WAIMEA, HAWAII -- Given its fragile and unusually rich ecology, the Hawaiian island of Kauai seems ill-suited as a site for agricultural experiments that use heavy amounts of toxic chemicals. But four transnational corporations -- BASF Plant Science, Dow AgroSciences, DuPont Pioneer, and Syngenta -- have been doing just those kinds of experiments here for about two decades, extensively spraying pesticides on their GMO test fields. As a result, the landscape on the southwest corner of the island, around the town of Waimea, has become one of the most toxic chemical environments in all of American agriculture.
This poses serious risks for the people of Kauai, as I've documented, but even less noticed are the hazards posed to the unique flora and fauna of the island and the coral reefs just off its shores. Each of the seven highly toxic pesticides most commonly used by the GMO giants on Kauai (alachlor, atrazine, chlorpyrifos, methomyl, metolachlor, paraquat, and permethrin) is known to be toxic to wildlife, plants, or both.

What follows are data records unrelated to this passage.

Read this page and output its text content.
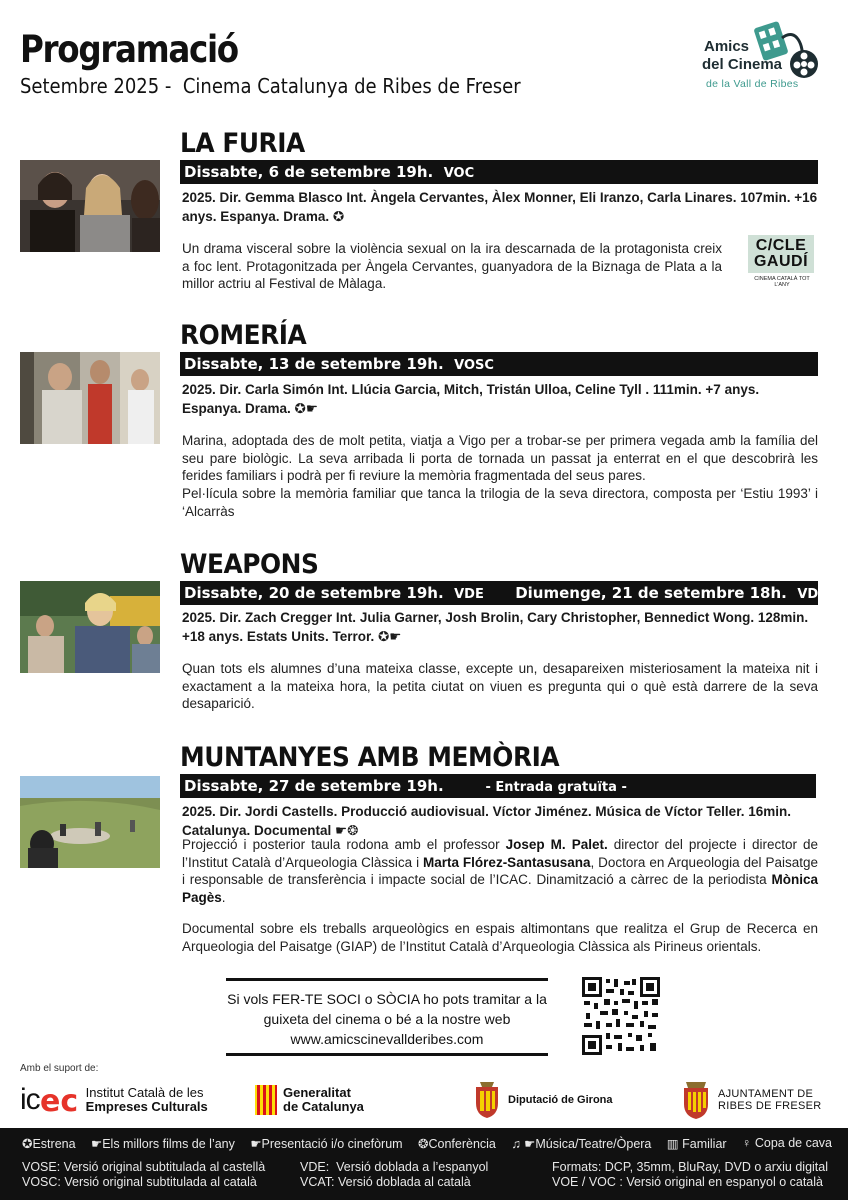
Programació
Setembre 2025 -  Cinema Catalunya de Ribes de Freser
Amics
del Cinema
de la Vall de Ribes
LA FURIA
Dissabte, 6 de setembre 19h. VOC
2025. Dir. Gemma Blasco Int. Àngela Cervantes, Àlex Monner, Eli Iranzo, Carla Linares. 107min. +16 anys. Espanya. Drama. ✪
Un drama visceral sobre la violència sexual on la ira descarnada de la protagonista creix a foc lent. Protagonitzada per Àngela Cervantes, guanyadora de la Biznaga de Plata a la millor actriu al Festival de Màlaga.
C/CLE
GAUDÍ
CINEMA CATALÀ TOT L’ANY
ROMERÍA
Dissabte, 13 de setembre 19h. VOSC
2025. Dir. Carla Simón Int. Llúcia Garcia, Mitch, Tristán Ulloa, Celine Tyll . 111min. +7 anys. Espanya. Drama. ✪☛
Marina, adoptada des de molt petita, viatja a Vigo per a trobar-se per primera vegada amb la família del seu pare biològic. La seva arribada li porta de tornada un passat ja enterrat en el que descobrirà les ferides familiars i podrà per fi reviure la memòria fragmentada del seus pares.
Pel·lícula sobre la memòria familiar que tanca la trilogia de la seva directora, composta per ‘Estiu 1993’ i ‘Alcarràs
WEAPONS
Dissabte, 20 de setembre 19h. VDE Diumenge, 21 de setembre 18h. VDE
2025. Dir. Zach Cregger Int. Julia Garner, Josh Brolin, Cary Christopher, Bennedict Wong. 128min. +18 anys. Estats Units. Terror. ✪☛
Quan tots els alumnes d’una mateixa classe, excepte un, desapareixen misteriosament la mateixa nit i exactament a la mateixa hora, la petita ciutat on viuen es pregunta qui o què està darrere de la seva desaparició.
MUNTANYES AMB MEMÒRIA
Dissabte, 27 de setembre 19h.	- Entrada gratuïta -
2025. Dir. Jordi Castells. Producció audiovisual. Víctor Jiménez. Música de Víctor Teller. 16min.
Catalunya. Documental ☛❂
Projecció i posterior taula rodona amb el professor Josep M. Palet. director del projecte i director de l’Institut Català d’Arqueologia Clàssica i Marta Flórez-Santasusana, Doctora en Arqueologia del Paisatge i responsable de transferència i impacte social de l’ICAC. Dinamització a càrrec de la periodista Mònica Pagès.
Documental sobre els treballs arqueològics en espais altimontans que realitza el Grup de Recerca en Arqueologia del Paisatge (GIAP) de l’Institut Català d’Arqueologia Clàssica als Pirineus orientals.
Si vols FER-TE SOCI o SÒCIA ho pots tramitar a la
guixeta del cinema o bé a la nostre web
www.amicscinevallderibes.com
Amb el suport de:
ic ec Institut Català de les
Empreses Culturals
Generalitat
de Catalunya	Diputació de Girona	AJUNTAMENT DE
RIBES DE FRESER
✪Estrena ☛Els millors films de l’any ☛Presentació i/o cinefòrum ❂Conferència ♫ ☛Música/Teatre/Òpera ▥ Familiar ♀ Copa de cava
VOSE: Versió original subtitulada al castellà
VOSC: Versió original subtitulada al català
VDE:  Versió doblada a l’espanyol
VCAT: Versió doblada al català
Formats: DCP, 35mm, BluRay, DVD o arxiu digital
VOE / VOC : Versió original en espanyol o català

The isolated geography of Kauai has fostered the evolution of a great diversity of birds, bugs, and plants. Kauai has more unique species -- species that live only on the island -- than anywhere else in the world, said Carl Berg, an ecologist and long-time advocate for clean water with the Kauai chapter of the Surfrider Foundation. Berg and others fear that these endemic species are being put at great risk of extinction by exposure to the chemicals, though he says he has no idea the extent of the damage.